Research Groups: Friday, January 9

9:30 AM - 11:00 AM
Psycholinguistics Group
Meg Grant: "Processing structural and referential ambiguities" - joint work with Brian Dillon and Shayne Sloggett (University of Massachusetts, Amherst).

One of the classic projects in the field of sentence processing has been to determine the mechanism by which structural ambiguities, for example attachment ambiguities, are resolved during comprehension. This focus has persisted because the nature of ambiguity resolution has important implications for models of sentence processing in general.

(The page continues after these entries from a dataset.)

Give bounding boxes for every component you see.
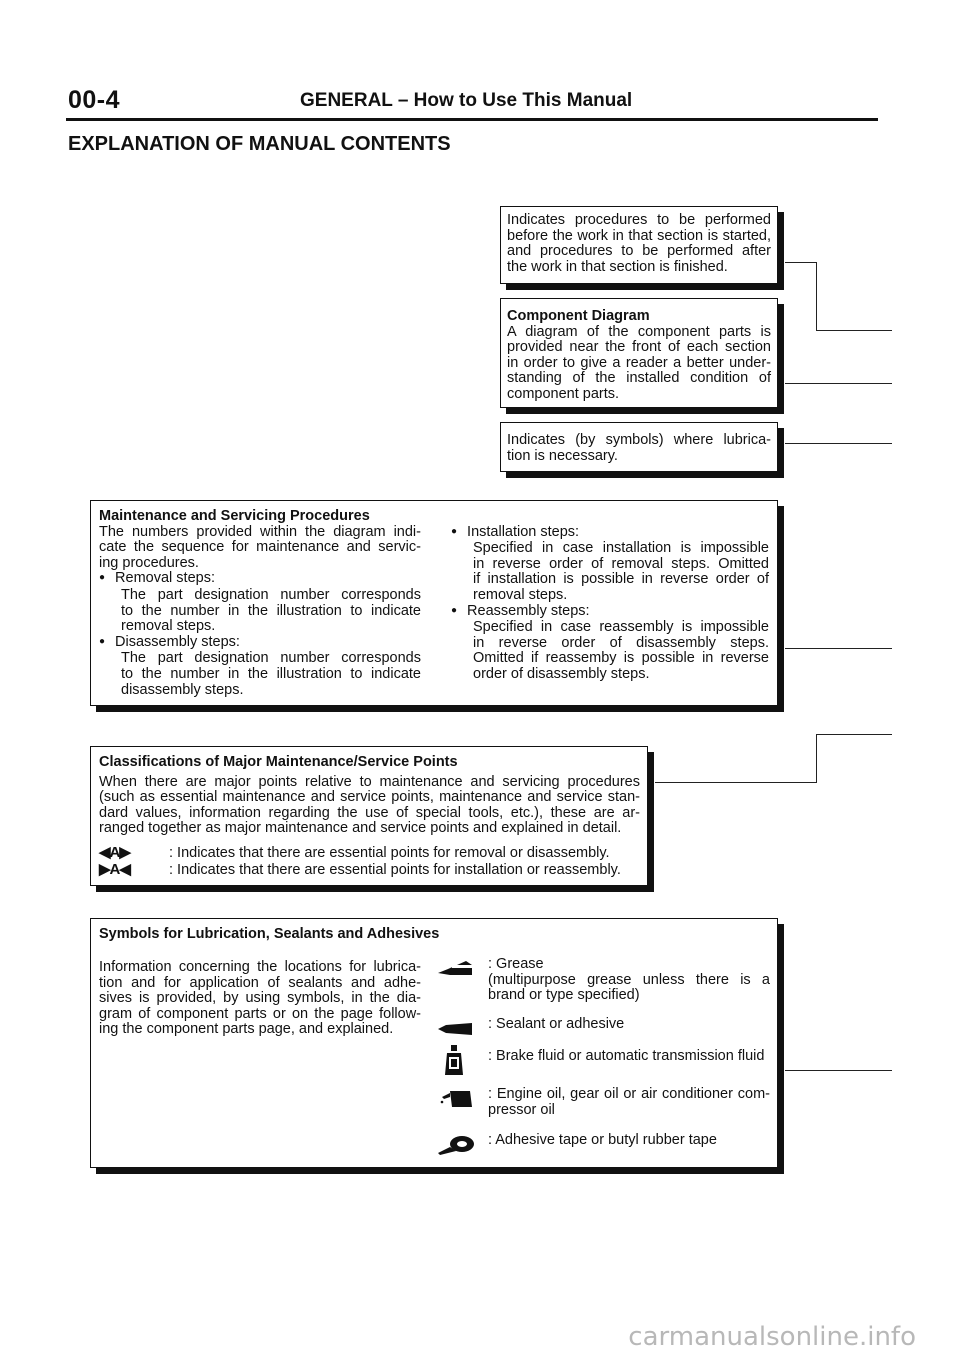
maintenance-procedures-box (90, 500, 778, 706)
leader-line-4 (785, 648, 892, 649)
text-line: in reverse order of removal steps. Omitted (473, 555, 769, 572)
watermark: carmanualsonline.info (628, 1322, 916, 1352)
procedures-box (500, 206, 778, 284)
reassembly-steps-label: ● Reassembly steps: (451, 604, 769, 621)
leader-line-5c (816, 734, 892, 735)
text-line: ranged together as major maintenance and service points and explained in detail. (99, 820, 622, 837)
text-line: and procedures to be performed after (507, 243, 771, 260)
box-title: Classifications of Major Maintenance/Service Points (99, 754, 458, 770)
text-line: disassembly steps. (121, 681, 244, 698)
text-line: standing of the installed condition of (507, 370, 771, 387)
text-line: Specified in case reassembly is impossible (473, 619, 769, 636)
oil-can-icon (436, 1087, 476, 1111)
leader-line-1b (816, 262, 817, 330)
text-line: : Sealant or adhesive (488, 1016, 625, 1032)
brake-fluid-can-icon (436, 1043, 476, 1077)
text-line: provided near the front of each section (507, 339, 771, 356)
text-line: tion and for application of sealants and adhe- (99, 974, 421, 991)
installation-steps-label: ● Installation steps: (451, 525, 769, 542)
removal-mark-text: : Indicates that there are essential points for removal or disassembly. (169, 844, 610, 861)
leader-line-5a (655, 782, 817, 783)
text-line: : Brake fluid or automatic transmission fluid (488, 1048, 765, 1064)
text-line: ing the component parts page, and explained. (99, 1021, 394, 1038)
leader-line-2 (785, 383, 892, 384)
section-title: EXPLANATION OF MANUAL CONTENTS (68, 133, 451, 155)
page-header-title: GENERAL – How to Use This Manual (300, 90, 633, 111)
text-line: : Engine oil, gear oil or air conditioner com- (488, 1086, 770, 1102)
tape-roll-icon (436, 1133, 476, 1157)
text-line: Indicates procedures to be performed (507, 212, 771, 228)
text-line: sives is provided, by using symbols, in the dia- (99, 990, 421, 1007)
removal-steps-label: ● Removal steps: (99, 571, 421, 588)
leader-line-5b (816, 734, 817, 782)
text-line: Specified in case installation is impossible (473, 540, 769, 557)
text-line: : Adhesive tape or butyl rubber tape (488, 1132, 717, 1148)
lubrication-note-box (500, 422, 778, 472)
installation-mark-symbol: ▶A◀ (99, 860, 130, 878)
text-line: (such as essential maintenance and service points, maintenance and service stan- (99, 789, 640, 806)
text-line: brand or type specified) (488, 987, 640, 1004)
text-line: The part designation number corresponds (121, 650, 421, 667)
text-line: cate the sequence for maintenance and servic- (99, 539, 421, 556)
text-line: pressor oil (488, 1101, 555, 1118)
text-line: in order to give a reader a better under- (507, 354, 771, 371)
classifications-box (90, 746, 648, 886)
text-line: (multipurpose grease unless there is a (488, 971, 770, 988)
text-line: in reverse order of disassembly steps. (473, 634, 769, 651)
text-line: removal steps. (473, 586, 568, 603)
box-title: Symbols for Lubrication, Sealants and Adhesives (99, 926, 440, 942)
text-line: if installation is possible in reverse order of (473, 571, 769, 588)
component-diagram-box (500, 298, 778, 408)
leader-line-6 (785, 1070, 892, 1071)
sealant-tube-icon (436, 1017, 476, 1041)
text-line: dard values, information regarding the use of special tools, etc.), these are ar- (99, 804, 640, 821)
symbols-box (90, 918, 778, 1168)
box-title: Maintenance and Servicing Procedures (99, 508, 370, 524)
text-line: tion is necessary. (507, 447, 618, 464)
leader-line-1a (785, 262, 817, 263)
text-line: to the number in the illustration to indicate (121, 665, 421, 682)
leader-line-3 (785, 443, 892, 444)
text-line: removal steps. (121, 618, 216, 635)
text-line: gram of component parts or on the page follow- (99, 1005, 421, 1022)
installation-mark-row (99, 862, 640, 879)
text-line: Information concerning the locations for lubrica- (99, 959, 421, 975)
grease-gun-icon (436, 957, 476, 981)
removal-mark-row (99, 845, 640, 862)
text-line: to the number in the illustration to indicate (121, 602, 421, 619)
header-rule (66, 118, 878, 121)
text-line: ing procedures. (99, 554, 199, 571)
box-title: Component Diagram (507, 308, 650, 324)
text-line: the work in that section is finished. (507, 258, 728, 275)
text-line: The part designation number corresponds (121, 586, 421, 603)
text-line: The numbers provided within the diagram indi- (99, 523, 421, 540)
page-number: 00-4 (68, 86, 121, 114)
removal-mark-symbol: ◀A▶ (99, 843, 130, 861)
installation-mark-text: : Indicates that there are essential points for installation or reassembly. (169, 861, 621, 878)
text-line: order of disassembly steps. (473, 665, 650, 682)
text-line: before the work in that section is started, (507, 227, 771, 244)
text-line: : Grease (488, 956, 544, 972)
text-line: Indicates (by symbols) where lubrica- (507, 432, 771, 448)
text-line: A diagram of the component parts is (507, 323, 771, 340)
text-line: component parts. (507, 385, 620, 402)
leader-line-1c (816, 330, 892, 331)
text-line: When there are major points relative to maintenance and servicing procedures (99, 773, 640, 790)
text-line: Omitted if reassemby is possible in reverse (473, 650, 769, 667)
disassembly-steps-label: ● Disassembly steps: (99, 635, 421, 652)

The results of studies in this domain have generally supported a model of attachment in which a single analysis of ambiguous material is adopted without a cost to processing (e.g., Traxler et al., 1998; van Gompel et al, 2001) over models in which multiple analyses are simultaneously adopted and compete for selection (e.g., MacDonald et al., 1994). Concurrently, a separate literature has examined the mechanism by which referential ambiguities, such as pronoun reference, are resolved. Contrary to the literature on attachment, competition has been observed between available referents in pronoun resolution (e.g., Badecker and Straub, 2002). In this talk, I will present work directly comparing these two ambiguity types, showing that the separation in the literature between these two ambiguity types is perhaps misleading and that a unified mechanism of ambiguity resolution should be maintained. I will present data from several reading-time methods, including eye movements during reading, self-paced reading and a novel ambiguity judgment task allowing for discussion of the ways in which task demands can influence real-time sentence processing.

11:00 AM - 12:30 PM
Syntax-Semantics Group
Paper discussion of at least the first of two articles:

Thomas, Guillaume (2014). Nominal tense and temporal implicatures: evidence from MbyĆ”. Natural Language Semantics, 22(4), 357-412.

Bochnak, M. Ryan (forthcoming). The Degree Semantics Parameter and cross-linguistic variation. To be published in Semantics and Pragmatics.

1:00 PM - 2:00 PM
Fieldwork Group
Diane Massam and Catherine Macdonald on fieldwork on the Polynesian languages Niuean and Tongan (in Toronto and in New Zealand and Niue).